Review Miner

Security checks across malware telemetry and agentic risk

Overview

This is a local review-analysis skill with proportionate file input/output, though its script contains unused audit code that users should not enable casually.

Install only if you trust the publisher enough to run a local Python helper. Use it on review or feedback files you intend to analyze, redact personal or sensitive customer data first, prefer --dry-run or stdout when you do not need a file written, and do not edit the bundled spec to enable the unrelated audit modes unless you intentionally want that local scanning behavior.

SkillSpector

By NVIDIA
Vulnerability Patterns
  • Excessive AgencyUnrestricted Tool Access, Autonomous Decision Making, Scope Creep
  • MCP Least PrivilegeUnderdeclared Capability, Wildcard Permission, Missing Permission Declaration
  • MCP Tool PoisoningHidden Instructions, Unicode Deception, Parameter Description Injection
  • Prompt InjectionInstruction Override, Hidden Instructions, Exfiltration Commands
  • Data ExfiltrationExternal Transmission, Env Variable Harvesting, File System Enumeration
Findings (7)

Lp3

Medium
Category
MCP Least Privilege
Confidence
92% confidence
Finding
The skill advertises no declared permissions, yet its instructions explicitly allow running `python3` and imply reading local resources and writing output files. This creates a transparency and policy gap: a caller or platform may treat the skill as low-risk while it can perform filesystem access and shell-backed execution, increasing the chance of unintended data access or command execution in a permissive runtime.

Tp4

High
Category
MCP Tool Poisoning
Confidence
88% confidence
Finding
A skill presented as review mining should not also perform broad local directory scanning, file inventorying, secret-pattern searches, URL/admin-path discovery, or spec-driven audit mode switching without clearly disclosing that behavior. This mismatch is dangerous because it can be used to access unrelated local data under the cover of a benign marketing workflow, and users may provide broad paths or files they would not have shared if the true behavior were transparent.

Description-Behavior Mismatch

High
Confidence
98% confidence
Finding
The script’s advertised purpose is review mining, but the dispatch logic enables unrelated modes such as directory auditing, pattern-based security scanning, and skill-package auditing. This scope mismatch is dangerous because users may grant or supply broader filesystem inputs under the assumption of narrow review processing, enabling unintended reconnaissance over local repositories and documents.

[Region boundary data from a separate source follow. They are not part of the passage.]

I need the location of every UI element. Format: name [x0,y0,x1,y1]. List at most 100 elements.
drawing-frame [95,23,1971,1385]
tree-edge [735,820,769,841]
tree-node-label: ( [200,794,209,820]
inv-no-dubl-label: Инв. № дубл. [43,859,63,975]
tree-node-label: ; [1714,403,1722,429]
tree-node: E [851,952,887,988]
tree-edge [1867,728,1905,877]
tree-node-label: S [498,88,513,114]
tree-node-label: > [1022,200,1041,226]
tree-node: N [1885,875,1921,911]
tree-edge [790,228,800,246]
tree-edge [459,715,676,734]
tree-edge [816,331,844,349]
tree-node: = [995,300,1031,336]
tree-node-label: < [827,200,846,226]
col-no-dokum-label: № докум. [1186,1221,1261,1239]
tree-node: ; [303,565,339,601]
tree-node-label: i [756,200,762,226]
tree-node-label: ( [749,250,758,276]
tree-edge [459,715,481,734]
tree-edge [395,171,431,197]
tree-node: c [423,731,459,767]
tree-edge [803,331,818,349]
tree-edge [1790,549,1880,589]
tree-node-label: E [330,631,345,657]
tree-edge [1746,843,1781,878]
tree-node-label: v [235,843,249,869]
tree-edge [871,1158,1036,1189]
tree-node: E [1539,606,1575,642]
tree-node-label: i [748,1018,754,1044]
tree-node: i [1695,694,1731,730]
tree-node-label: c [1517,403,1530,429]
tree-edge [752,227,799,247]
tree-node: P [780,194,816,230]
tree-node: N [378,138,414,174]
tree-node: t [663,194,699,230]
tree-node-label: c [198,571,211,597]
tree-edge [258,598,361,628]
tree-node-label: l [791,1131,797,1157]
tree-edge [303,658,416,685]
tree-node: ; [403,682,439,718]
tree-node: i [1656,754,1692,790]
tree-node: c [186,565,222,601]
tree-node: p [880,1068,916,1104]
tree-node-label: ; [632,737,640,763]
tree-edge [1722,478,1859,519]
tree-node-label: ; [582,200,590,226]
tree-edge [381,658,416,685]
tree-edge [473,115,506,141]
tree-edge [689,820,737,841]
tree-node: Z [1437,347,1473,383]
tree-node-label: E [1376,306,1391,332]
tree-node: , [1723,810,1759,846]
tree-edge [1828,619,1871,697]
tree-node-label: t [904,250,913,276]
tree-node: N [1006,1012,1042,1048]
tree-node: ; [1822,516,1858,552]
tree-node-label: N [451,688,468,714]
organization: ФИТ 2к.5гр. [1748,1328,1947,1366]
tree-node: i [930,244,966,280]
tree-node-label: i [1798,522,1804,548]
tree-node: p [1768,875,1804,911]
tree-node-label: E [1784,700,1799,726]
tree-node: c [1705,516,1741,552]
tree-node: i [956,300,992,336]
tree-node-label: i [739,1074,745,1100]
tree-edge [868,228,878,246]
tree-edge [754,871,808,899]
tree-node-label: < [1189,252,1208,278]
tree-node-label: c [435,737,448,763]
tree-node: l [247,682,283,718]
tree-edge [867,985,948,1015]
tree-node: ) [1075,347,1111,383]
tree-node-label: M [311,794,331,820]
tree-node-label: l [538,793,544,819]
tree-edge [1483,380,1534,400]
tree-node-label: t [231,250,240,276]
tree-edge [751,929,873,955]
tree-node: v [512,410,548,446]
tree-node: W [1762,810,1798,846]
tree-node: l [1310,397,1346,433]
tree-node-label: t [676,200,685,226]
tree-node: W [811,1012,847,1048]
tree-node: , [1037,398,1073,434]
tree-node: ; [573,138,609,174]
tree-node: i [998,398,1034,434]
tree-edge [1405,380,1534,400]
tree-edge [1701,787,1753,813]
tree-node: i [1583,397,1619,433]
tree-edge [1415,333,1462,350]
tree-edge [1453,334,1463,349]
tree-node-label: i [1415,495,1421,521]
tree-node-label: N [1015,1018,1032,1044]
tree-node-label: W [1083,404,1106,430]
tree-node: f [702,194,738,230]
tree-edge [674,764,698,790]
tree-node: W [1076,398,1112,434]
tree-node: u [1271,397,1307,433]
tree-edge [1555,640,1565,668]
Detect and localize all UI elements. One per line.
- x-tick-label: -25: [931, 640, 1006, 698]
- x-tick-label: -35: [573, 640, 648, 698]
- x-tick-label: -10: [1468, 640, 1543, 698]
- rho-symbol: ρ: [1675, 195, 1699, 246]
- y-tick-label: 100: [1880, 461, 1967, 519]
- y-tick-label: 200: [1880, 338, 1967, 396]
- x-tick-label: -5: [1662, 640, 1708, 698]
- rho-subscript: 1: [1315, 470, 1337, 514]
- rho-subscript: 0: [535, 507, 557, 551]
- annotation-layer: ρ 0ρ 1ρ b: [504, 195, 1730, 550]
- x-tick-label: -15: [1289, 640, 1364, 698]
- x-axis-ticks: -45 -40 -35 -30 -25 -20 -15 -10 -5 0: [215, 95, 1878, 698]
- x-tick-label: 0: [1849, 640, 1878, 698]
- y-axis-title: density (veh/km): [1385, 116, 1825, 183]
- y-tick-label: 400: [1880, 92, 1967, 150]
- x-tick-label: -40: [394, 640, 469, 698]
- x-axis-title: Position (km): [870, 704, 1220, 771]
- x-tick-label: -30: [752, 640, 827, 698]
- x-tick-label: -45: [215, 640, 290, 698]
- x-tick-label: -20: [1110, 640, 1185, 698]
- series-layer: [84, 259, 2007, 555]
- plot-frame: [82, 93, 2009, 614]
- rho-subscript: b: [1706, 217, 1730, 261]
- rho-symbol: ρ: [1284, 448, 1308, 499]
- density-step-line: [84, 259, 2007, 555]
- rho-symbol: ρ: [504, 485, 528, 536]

Description-Behavior Mismatch

High
Confidence
97% confidence
Finding
The recursive directory scan collects arbitrary text/code files from any supplied root, far beyond customer-review inputs. In the context of a review-mining skill, this creates an overbroad data access path that can expose source code, internal notes, configs, and other sensitive content to downstream processing.

Context-Inappropriate Capability

High
Confidence
99% confidence
Finding
The built-in regex set searches for secrets, shell payloads, destructive commands, and private URLs, which is unrelated to review analysis and indicates covert security-audit capability. Even though it only reports matches, it can still surface sensitive tokens and internal endpoints from arbitrary files, increasing the risk of data disclosure and misuse.

Context-Inappropriate Capability

Medium
Confidence
95% confidence
Finding
The skill_audit routine inspects package structure and parses SKILL.md metadata for other skills, a capability unrelated to mining customer feedback. This broadens the operational scope into repository/package reconnaissance, which can expose project internals and mislead users about what the tool actually examines.

Intent-Code Divergence

Medium
Confidence
93% confidence
Finding
The CLI description frames the script as a local support script for the skill, but the actual functionality includes broad repository and security auditing behaviors. Misleading descriptions are dangerous because they undermine informed consent and can cause operators to run a tool with far greater inspection scope than expected.

VirusTotal

65/65 vendors flagged this skill as clean.